Mamma would laugh at the question and maybe share how she stopped runs in her nylon pantyhose with nail polish and only served her family deli meats on the weekend. (1, maximum 2 slices per person)

She'd also tell you of church troubles and losing loved ones abruptly, of going to Brooklyn to make enough money to build a house and of barely seeing her husband who built houses while shepherding human sheep. She could also elaborate on 8 hard childbirths and not finding much time for herself.

But instead, she might simply tell you about the picnics we enjoyed beside pristine lakes and she brought her homemade cakes and a thermos of coffee. Dad would tell you about grilling hot dogs and the kids swimming in icy water.

If my parents didn't always see eye to eye, how did they compromise you aski?

Well, when Dad couldn't blueberries stand the thought of wild blueberries going to waste in the mountains Mom succumbed to gathering them and turning bucket loads of berries into juice in her kitchen.

Give and take characterized their everyday life.Truckloads of patience and kindness did too.

My mom never went without slippers because Dad faithfully gave her a new pair each Christmas. And when Mom felt run-down and weepy, Dad rushed to the pharmacy and toted a big, brown bottle of liquid vitamins home.

I often elevate the concept of love into a rather lofty domain.

My parents don't.
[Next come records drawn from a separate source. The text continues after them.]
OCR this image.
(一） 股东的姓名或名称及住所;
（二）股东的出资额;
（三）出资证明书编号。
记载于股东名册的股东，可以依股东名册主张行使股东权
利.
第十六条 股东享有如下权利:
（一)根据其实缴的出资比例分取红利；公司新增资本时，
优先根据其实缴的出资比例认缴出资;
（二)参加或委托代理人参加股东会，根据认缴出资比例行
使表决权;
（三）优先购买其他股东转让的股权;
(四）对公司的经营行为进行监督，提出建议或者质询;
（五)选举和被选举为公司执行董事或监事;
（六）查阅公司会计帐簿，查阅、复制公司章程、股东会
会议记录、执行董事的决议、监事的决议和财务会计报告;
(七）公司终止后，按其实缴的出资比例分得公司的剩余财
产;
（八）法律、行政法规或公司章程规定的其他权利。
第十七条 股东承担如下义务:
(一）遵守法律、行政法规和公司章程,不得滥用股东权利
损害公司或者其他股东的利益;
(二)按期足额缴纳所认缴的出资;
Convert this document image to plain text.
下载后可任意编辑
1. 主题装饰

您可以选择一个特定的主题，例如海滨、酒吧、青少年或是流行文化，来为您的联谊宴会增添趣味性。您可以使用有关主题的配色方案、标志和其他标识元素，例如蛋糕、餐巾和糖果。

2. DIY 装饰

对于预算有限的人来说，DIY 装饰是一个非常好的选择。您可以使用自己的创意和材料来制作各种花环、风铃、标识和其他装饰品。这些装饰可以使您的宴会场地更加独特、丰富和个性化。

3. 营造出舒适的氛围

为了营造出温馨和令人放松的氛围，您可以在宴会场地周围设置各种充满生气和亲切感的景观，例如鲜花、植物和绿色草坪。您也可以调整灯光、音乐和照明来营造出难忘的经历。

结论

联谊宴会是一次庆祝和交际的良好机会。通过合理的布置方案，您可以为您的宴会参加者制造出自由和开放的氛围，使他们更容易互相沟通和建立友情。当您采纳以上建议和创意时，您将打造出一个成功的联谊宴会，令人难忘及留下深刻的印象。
Instead their marriage foundation is constantly reinforced by acts of solicitude and kindness. These gestures are not simply contained between Mom and Dad but extend to a community of people.

I wonder why we call marriage an institution?

Could it be because a solid marriage is like an overarching structure that brings comfort, shelter and stability to so many more people than 2 individuals?

So why did I share these thoughts with you?

I did it to remind us that although divorce is commonplace and painful relationships abound, we can still draw hope and comfort from couples who model Christ to us.

May the God of all hope and comfort be your Helper in 2020 and may you leave behind a legacy of kindness that'll still speak 59 years from now.